Product with universal construction is unique up to isomorphism After reading this post from Milewski's blog, I think the definition of product is defined as follows
Given A and B are objects in a Category. $X$ is a product of A and B if and only if there is a pair of morphisms:
$$\pi_1 :: X \rightarrow A, \quad\pi_2 :: X \rightarrow B$$
and for any "other" object $Y$ with a pair of morphisms
$$q_1 :: Y \rightarrow A, \quad p_2 :: Y \rightarrow B$$
There is a unique morphism $h$, such that
$q_1 = \pi_1 \circ h$ and $q_2 = \pi_2 \circ h$
I highlight "other" in the definition as I also see this in other places 2. If we have "other" in the definition can we still prove that all the products of $A$ and $B$ satisfying the definition are isomorphic to each other?
My attempt to prove it is to show that if $X$ and $X'$ both satisfying the definition of the product $A \times B$, then we know there is a morphism $h: X \rightarrow X'$ and a morphism $h': X' \rightarrow X$. I want to show that $h' \circ h = id_X$ by choosing $Y=X$ and show that $id_{X}$ is the unique morphism from $X$ to $X$, but it seems that the "other" requirement in the definition prevents me from doing that.
 A: As discussed in the comments, the term "other" here is not intended to require $Y$ to be distinct from $X$.  So, there is no difficulty carrying out your argument.  This usage of "other" is fairly common in mathematics, though I would personally consider it ambiguous enough to recommend avoiding it in formal mathematical writing.

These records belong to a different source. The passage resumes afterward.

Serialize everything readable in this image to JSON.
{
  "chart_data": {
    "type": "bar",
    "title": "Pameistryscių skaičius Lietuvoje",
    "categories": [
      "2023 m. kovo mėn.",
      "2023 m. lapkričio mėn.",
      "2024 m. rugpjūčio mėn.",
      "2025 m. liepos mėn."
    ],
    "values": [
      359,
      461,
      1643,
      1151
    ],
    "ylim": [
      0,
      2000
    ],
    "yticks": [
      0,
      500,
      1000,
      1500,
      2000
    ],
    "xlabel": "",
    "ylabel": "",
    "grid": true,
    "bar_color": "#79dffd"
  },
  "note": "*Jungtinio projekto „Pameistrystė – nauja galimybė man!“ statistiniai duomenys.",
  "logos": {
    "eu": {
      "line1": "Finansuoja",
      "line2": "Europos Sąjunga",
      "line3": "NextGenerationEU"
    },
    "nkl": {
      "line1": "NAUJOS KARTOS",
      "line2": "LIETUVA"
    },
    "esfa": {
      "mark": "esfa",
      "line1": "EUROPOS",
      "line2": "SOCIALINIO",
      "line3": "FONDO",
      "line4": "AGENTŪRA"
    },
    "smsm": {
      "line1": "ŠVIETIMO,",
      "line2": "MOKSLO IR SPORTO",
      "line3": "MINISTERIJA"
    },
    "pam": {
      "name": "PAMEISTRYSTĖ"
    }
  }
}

If you interpret the definition to require that $Y\neq X$ in order to use the universal property, then a product need not be unique up to isomorphism.  For example, consider the following subcategory of the category of sets.  The objects are $A=\{0\},B=\{1\},X=\{2,3\},$ and $X'=\{4,5\}$.  The morphisms are the identity functions, the unique functions from each of $X$ and $X'$ to $A$ and $B$, the constant functions $X\to X$ and $X'\to X$ with constant value $2$, and the constant function $X'\to X'$ and $X\to X$ with constant value $4$.  It is then straightforward to verify that both $X$ and $X'$ are "products" of $A$ and $B$ in this category if you require $Y\neq X$ in the universal property, but are not isomorphic.  For instance, to check that $X$ is a "product" of $A$ and $B$, the only choice of $Y$ you have to consider is $X'$, and the unique map $X\to X'$ (the constant $4$ map) has the required properties.